Data scientists at Shopify expect fast results when querying large datasets across multiple data sources. We use Trino (a distributed SQL query engine) to provide quick access to our data lake and recently, we’ve invested in speeding up our query execution time.
On top of handling over 500 Gbps of data, we strive to deliver p95 query results in five seconds or less. To achieve this, we’re constantly tuning our infrastructure. But with each change comes a risk to our system. A disruptive change could stall the work of our data scientists and interrupt our engineers on call.
That’s why Shopify’s Data Reliability team built custom verification, benchmarking, and profiling tooling for testing and analyzing Trino. Our tooling is designed to minimize the risk of various changes at scale.
Below we’ll walk you through how we developed our tooling. We’ll share simple concepts to use in your own Trino deployment or any other complex system involving frequent iterations.
As Shopify grows, so does our data and our team of data scientists. To handle the increasing volume, we’ve scaled our Trino cluster to hundreds of nodes and tens of thousands of virtual CPUs.
Managing our cluster gives way to two main concerns:
- Optimizations: We typically have several experiments on the go for optimizing some aspect of our configuration and infrastructure.
- Software updates: We must keep up-to-date with new Trino features and security patches.
Both of these concerns involve changes that need constant vetting, but the changes are further complicated by the fact that we run a fork of Trino. Our fork allows us more control over feature development and release schedules. The tradeoff is that we’re sometimes the first large organization to test new code “in the field,” and if we’re contributing back upstream to Trino, the new code must be even more thoroughly tested.
Changes also have a high cost of failure because our data scientists are interrupted and our engineers must manually roll back Trino to a working version. Due to increasing uncertainty on how changes might negatively affect our cluster, we decided to hit the brakes on our unstructured vetting process and go back to the drawing board. We needed a tool that could give us confidence in potential changes and increase the reliability of our system as a whole.

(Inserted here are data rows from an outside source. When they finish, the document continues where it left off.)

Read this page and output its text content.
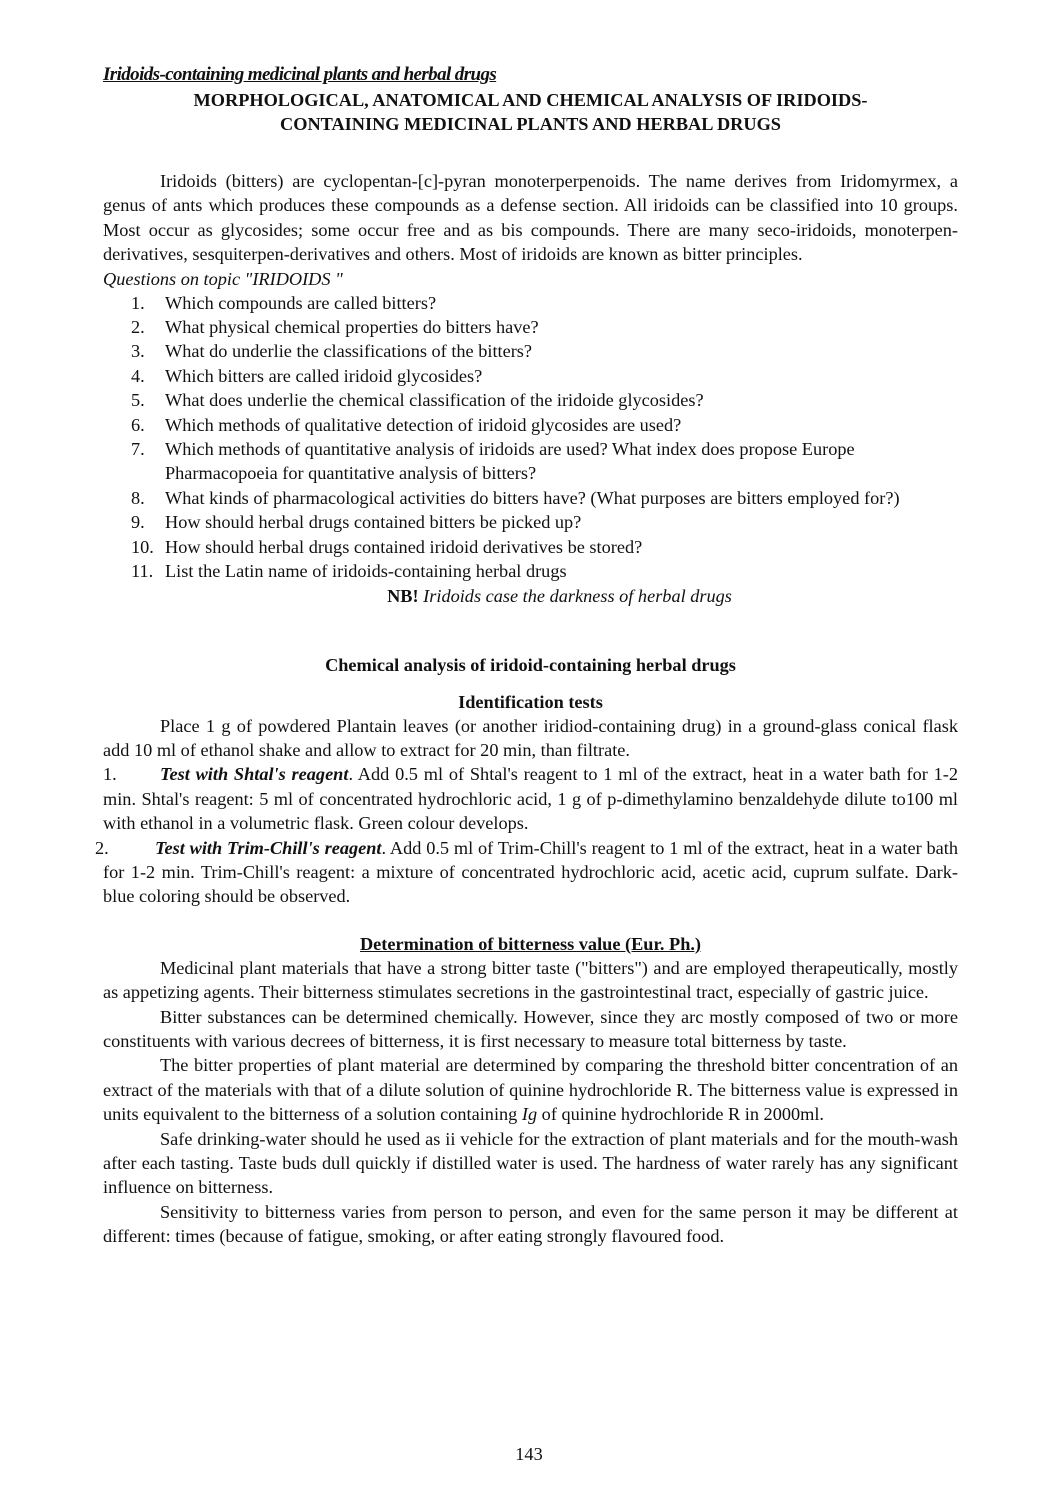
Iridoids-containing medicinal plants and herbal drugs

MORPHOLOGICAL, ANATOMICAL AND CHEMICAL ANALYSIS OF IRIDOIDS-
CONTAINING MEDICINAL PLANTS AND HERBAL DRUGS

Iridoids (bitters) are cyclopentan-[c]-pyran monoterperpenoids. The name derives from Iridomyrmex, a genus of ants which produces these compounds as a defense section. All iridoids can be classified into 10 groups. Most occur as glycosides; some occur free and as bis compounds. There are many seco-iridoids, monoterpen-derivatives, sesquiterpen-derivatives and others. Most of iridoids are known as bitter principles.

Questions on topic "IRIDOIDS "

1.	Which compounds are called bitters?
2.	What physical chemical properties do bitters have?
3.	What do underlie the classifications of the bitters?
4.	Which bitters are called iridoid glycosides?
5.	What does underlie the chemical classification of the iridoide glycosides?
6.	Which methods of qualitative detection of iridoid glycosides are used?
7.	Which methods of quantitative analysis of iridoids are used? What index does propose Europe Pharmacopoeia for quantitative analysis of bitters?
8.	What kinds of pharmacological activities do bitters have? (What purposes are bitters employed for?)
9.	How should herbal drugs contained bitters be picked up?
10. How should herbal drugs contained iridoid derivatives be stored?
11. List the Latin name of iridoids-containing herbal drugs
NB! Iridoids case the darkness of herbal drugs

Chemical analysis of iridoid-containing herbal drugs

Identification tests

Place 1 g of powdered Plantain leaves (or another iridiod-containing drug) in a ground-glass conical flask add 10 ml of ethanol shake and allow to extract for 20 min, than filtrate.

1. Test with Shtal's reagent. Add 0.5 ml of Shtal's reagent to 1 ml of the extract, heat in a water bath for 1-2 min. Shtal's reagent: 5 ml of concentrated hydrochloric acid, 1 g of p-dimethylamino benzaldehyde dilute to100 ml with ethanol in a volumetric flask. Green colour develops.

2.	Test with Trim-Chill's reagent. Add 0.5 ml of Trim-Chill's reagent to 1 ml of the extract, heat in a water bath for 1-2 min. Trim-Chill's reagent: a mixture of concentrated hydrochloric acid, acetic acid, cuprum sulfate. Dark-blue coloring should be observed.

Determination of bitterness value (Eur. Ph.)

Medicinal plant materials that have a strong bitter taste ("bitters") and are employed therapeutically, mostly as appetizing agents. Their bitterness stimulates secretions in the gastrointestinal tract, especially of gastric juice.

Bitter substances can be determined chemically. However, since they arc mostly composed of two or more constituents with various decrees of bitterness, it is first necessary to measure total bitterness by taste.

The bitter properties of plant material are determined by comparing the threshold bitter concentration of an extract of the materials with that of a dilute solution of quinine hydrochloride R. The bitterness value is expressed in units equivalent to the bitterness of a solution containing Ig of quinine hydrochloride R in 2000ml.

Safe drinking-water should he used as ii vehicle for the extraction of plant materials and for the mouth-wash after each tasting. Taste buds dull quickly if distilled water is used. The hardness of water rarely has any significant influence on bitterness.

Sensitivity to bitterness varies from person to person, and even for the same person it may be different at different: times (because of fatigue, smoking, or after eating strongly flavoured food.

143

Identifying the Missing Tool
To help identify our missing tool, we looked at our Trino deployment as a Formula 1 race car. We need to complete each lap (or query) as fast as possible and shorten the timeline between research and production of our engine, all the while considering safety.
The highest-ranked Formula 1 teams have their own custom simulators. They put cars in real-life situations and use data to answer critical questions like, “How will the new steering system handle on the Grand Prix asphalt?” Teams also use simulations to prevent accidents from happening in real life.
Taking inspiration from this practice, we iterated on a few simulation prototypes:
- Replaying past queries. First, we built a tool to pluck a previously run query from our logs and “replay” it in an isolated environment.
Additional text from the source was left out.